Sunday, July 24, 2005

Three blind mice

I had a few pints the other evening with the Irish Derridean and the crazy pirate, and our drunken ramblings happened - once again - upon the question of philosophy and its relation to life. This has some relation to what I have been thinking about aesthetics. S, the Dubliner, mentioned that a pressing issue for him at the moment is philosophy's relation to the 'irrelevant'. How does philosophy understand that which is, according to S, outside philosophy: irrelevant? I would say that calling something 'irrelevant' implies that it is something that could never really become 'relevant'; but it seems that the only way philosophy deals with the irrelevant is by somehow giving it relevance.
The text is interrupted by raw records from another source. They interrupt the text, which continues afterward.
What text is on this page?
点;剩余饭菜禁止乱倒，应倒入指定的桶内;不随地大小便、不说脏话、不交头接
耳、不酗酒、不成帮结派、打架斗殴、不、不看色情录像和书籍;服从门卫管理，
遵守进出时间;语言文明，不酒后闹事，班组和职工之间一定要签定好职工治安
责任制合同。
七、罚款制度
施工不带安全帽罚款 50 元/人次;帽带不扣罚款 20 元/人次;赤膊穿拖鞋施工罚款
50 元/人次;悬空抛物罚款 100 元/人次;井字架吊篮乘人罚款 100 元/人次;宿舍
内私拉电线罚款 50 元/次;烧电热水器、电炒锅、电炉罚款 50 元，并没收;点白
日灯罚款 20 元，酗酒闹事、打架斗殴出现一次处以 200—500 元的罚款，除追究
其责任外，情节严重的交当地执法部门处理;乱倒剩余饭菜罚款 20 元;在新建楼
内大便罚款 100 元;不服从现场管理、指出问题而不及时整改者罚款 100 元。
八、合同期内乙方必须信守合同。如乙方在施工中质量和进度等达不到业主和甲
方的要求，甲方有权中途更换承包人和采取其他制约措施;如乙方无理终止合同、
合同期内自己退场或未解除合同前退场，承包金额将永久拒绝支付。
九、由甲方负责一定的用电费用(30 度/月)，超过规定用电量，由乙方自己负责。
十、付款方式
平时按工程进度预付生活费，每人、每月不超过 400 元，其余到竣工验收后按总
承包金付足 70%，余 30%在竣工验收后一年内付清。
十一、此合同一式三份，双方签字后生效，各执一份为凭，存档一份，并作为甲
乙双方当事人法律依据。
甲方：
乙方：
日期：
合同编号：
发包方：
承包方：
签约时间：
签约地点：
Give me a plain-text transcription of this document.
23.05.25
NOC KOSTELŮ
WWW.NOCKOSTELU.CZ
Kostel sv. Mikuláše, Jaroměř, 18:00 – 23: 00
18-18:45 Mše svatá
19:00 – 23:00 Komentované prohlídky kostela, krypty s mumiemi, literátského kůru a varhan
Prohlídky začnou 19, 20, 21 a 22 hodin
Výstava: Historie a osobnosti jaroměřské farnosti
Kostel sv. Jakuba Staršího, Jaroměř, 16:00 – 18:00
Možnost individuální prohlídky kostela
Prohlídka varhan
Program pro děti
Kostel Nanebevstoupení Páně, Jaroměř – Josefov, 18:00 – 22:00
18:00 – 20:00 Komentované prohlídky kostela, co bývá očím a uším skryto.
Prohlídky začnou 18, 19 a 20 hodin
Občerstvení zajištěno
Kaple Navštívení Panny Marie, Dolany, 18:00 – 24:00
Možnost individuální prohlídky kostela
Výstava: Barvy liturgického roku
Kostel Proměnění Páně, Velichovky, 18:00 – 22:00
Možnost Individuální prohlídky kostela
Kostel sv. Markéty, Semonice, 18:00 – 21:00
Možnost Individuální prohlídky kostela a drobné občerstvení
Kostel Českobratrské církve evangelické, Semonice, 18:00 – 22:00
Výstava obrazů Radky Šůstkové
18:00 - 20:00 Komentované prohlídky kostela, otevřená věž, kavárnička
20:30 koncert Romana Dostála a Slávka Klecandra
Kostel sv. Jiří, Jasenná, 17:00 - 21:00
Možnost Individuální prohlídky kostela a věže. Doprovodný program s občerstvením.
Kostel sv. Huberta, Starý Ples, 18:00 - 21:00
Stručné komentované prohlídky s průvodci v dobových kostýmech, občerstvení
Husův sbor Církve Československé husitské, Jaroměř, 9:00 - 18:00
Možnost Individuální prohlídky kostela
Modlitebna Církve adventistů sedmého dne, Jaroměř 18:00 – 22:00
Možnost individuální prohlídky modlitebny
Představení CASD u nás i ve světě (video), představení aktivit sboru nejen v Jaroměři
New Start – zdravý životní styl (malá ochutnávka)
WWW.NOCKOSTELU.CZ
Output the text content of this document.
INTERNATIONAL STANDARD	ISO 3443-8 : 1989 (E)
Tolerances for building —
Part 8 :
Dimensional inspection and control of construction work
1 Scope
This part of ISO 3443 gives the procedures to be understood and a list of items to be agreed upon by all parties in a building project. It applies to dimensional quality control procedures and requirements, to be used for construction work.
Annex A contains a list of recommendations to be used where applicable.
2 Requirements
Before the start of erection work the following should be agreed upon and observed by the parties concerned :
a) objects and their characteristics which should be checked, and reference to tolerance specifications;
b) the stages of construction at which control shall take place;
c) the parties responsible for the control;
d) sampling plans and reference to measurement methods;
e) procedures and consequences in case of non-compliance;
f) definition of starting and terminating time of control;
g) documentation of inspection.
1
In other words, maybe it isn’t a question of what philosophy makes of the irrelevant, but rather whether philosophy allows of an irrelevant at all.
Given the kind of questions that I have been considering lately, I can’t help but conceive this problem as one of innocence. Now the links with politics and aesthetics become clearer: is everything always 'relevant' for thought? Do all activities call upon a thinking person - someone trying to live a thoughtful life - to adopt an ethical or political attitude, a stance? Perhaps someone truly engaged in philosophy does not decide to adopt an attitude at all…

The question of innocence: when is pleasure simply manipulated sensation, and when is it something caused by the apprehension of a work of art, for example? Does art not manipulate too?